Tras dejar en manos de su chiquillo los primeros designios de la no-vida de la que iba a ser su nueva compañera se levantó, cruzó la habitación y se tumbó junto a la exclusa que daba acceso a la Venecia subterránea.
Ojo Puto, respetando el deseo de descansar de su «Padre», le dejó hacer y buscó su propio rincón donde pasar las horas de luz, pero antes se aseguró de velar por el descanso de su sire, de la que iba a convertirse en su hermana de manada y de sí mismo volviendo a comprobar que ni a través de las ventanas tapiadas, ni de ningún agujero en la pared, el sol iba a sorprenderles en pleno sueño con su letal mordedura.
Una vez estuvo satisfecho fue junto al horno, se acostó a su lado y lo miró fijamente perdiéndose durante unos minutos más en sus propios pensamientos.
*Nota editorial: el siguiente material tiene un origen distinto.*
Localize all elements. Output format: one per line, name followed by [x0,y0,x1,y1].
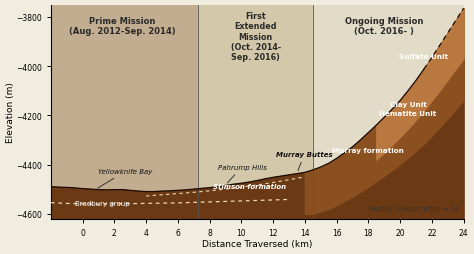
Text: Yellowknife Bay: Yellowknife Bay [98,168,153,188]
Text: Prime Mission
(Aug. 2012-Sep. 2014): Prime Mission (Aug. 2012-Sep. 2014) [69,17,175,36]
Bar [51,6,199,219]
Text: Sulfate Unit: Sulfate Unit [400,54,448,60]
Text: Bradbury group: Bradbury group [75,200,129,206]
Y-axis label: Elevation (m): Elevation (m) [6,82,15,142]
Bar [199,6,313,219]
Text: Murray formation: Murray formation [332,147,404,153]
Text: Vertical Exaggeration = 14: Vertical Exaggeration = 14 [369,205,459,212]
Text: Hematite Unit: Hematite Unit [380,110,437,116]
Text: Murray Buttes: Murray Buttes [276,151,333,171]
X-axis label: Distance Traversed (km): Distance Traversed (km) [202,240,312,248]
Text: Pahrump Hills: Pahrump Hills [218,164,266,183]
Bar [313,6,464,219]
Text: Stimson formation: Stimson formation [213,183,286,189]
Text: First
Extended
Mission
(Oct. 2014-
Sep. 2016): First Extended Mission (Oct. 2014- Sep. … [230,12,281,62]
Text: Clay Unit: Clay Unit [390,102,427,108]
Text: Ongoing Mission
(Oct. 2016- ): Ongoing Mission (Oct. 2016- ) [345,17,423,36]
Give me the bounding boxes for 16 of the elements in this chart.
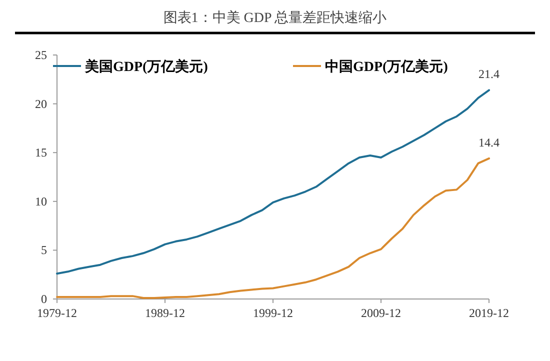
y-tick-label: 0 [41, 292, 47, 306]
y-tick-label: 25 [35, 48, 47, 62]
x-tick-label: 2009-12 [361, 306, 401, 320]
y-tick-label: 20 [35, 96, 47, 111]
y-tick-label: 5 [41, 243, 47, 258]
x-tick-label: 1979-12 [37, 306, 77, 320]
chart-title: 图表1：中美 GDP 总量差距快速缩小 [163, 10, 387, 26]
x-tick-label: 1989-12 [145, 306, 185, 320]
legend-label: 美国GDP(万亿美元) [84, 58, 208, 75]
data-label: 14.4 [478, 135, 500, 150]
x-tick-label: 1999-12 [253, 306, 293, 320]
y-tick-label: 10 [35, 194, 47, 208]
x-tick-label: 2019-12 [469, 306, 509, 320]
y-tick-label: 15 [35, 146, 47, 160]
legend-label: 中国GDP(万亿美元) [325, 58, 448, 75]
data-label: 21.4 [478, 67, 500, 82]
Mucho había que hacer y la duda sobre qué se encontraría al regresar a Florencia llevando de la mano a la pequeña muñeca de porcelana, agitó su ánimo hasta que al ritmo que marcaban las pocas llamas que quedaban vivas, fue sumiendose, poco a poco, en un inquieto letargo...apagándose, por esa noche, junto con ellas.

A la noche siguiente, incluso antes de abrir los ojos, supo que Ignacio les había dejado. La presencia de su Padre y mentor siempre había sido para él como esa caricia invisible que procura la cercanía de un ser querido, pero en ese momento, navegando a bordo de una vigilia inconclusa, no pudo sentir rastro alguno de él. Ni físico, ni espiritual.
Eso le procuró una desazón que le animaba a seguir tumbado en su improvisado lecho, postergando el momento de enfrentarse a sus deberes al menos durante un par de horas más. Sin embargo, otra presencia, de pie junto a él, le acuciaba a dejar de lado toda duda y nostalgia. El nosferatu entreabrió los ojos a tiempo de ver dos pequeños pies desnudos pegados a su cabeza, inmóviles salvo por un pequeño temblor nervioso.
Sobre ellos, unas delgadas piernas apenas sostenían el enjuto cadáver de una asustada, casi quebradiza, niña inmortal. Ricardo se incorporó hasta quedar sentado y miró hacia arriba encontrándose con un rostro tan pálido y suave como una mortaja. Tras la cara de alabastro, unos diminutos ojillos le miraban brillantes con la misma dosis de curiosidad que de temor.
Pasaron así, en silencio, un largo minuto. Observándose e intentando dilucidar cuál sería la mejor manera de empezar una relación que podía convertirse en eterna; atendiendo sin palabras a la primera impresión que uno tendría sobre el otro.
Sin embargo, ambos sabían que debían romper ese silencio, pues seguían estando en un feudo hostil para los dos y, ahora, ya no tenían un Padre al que recurrir. Ni uno, ni otra.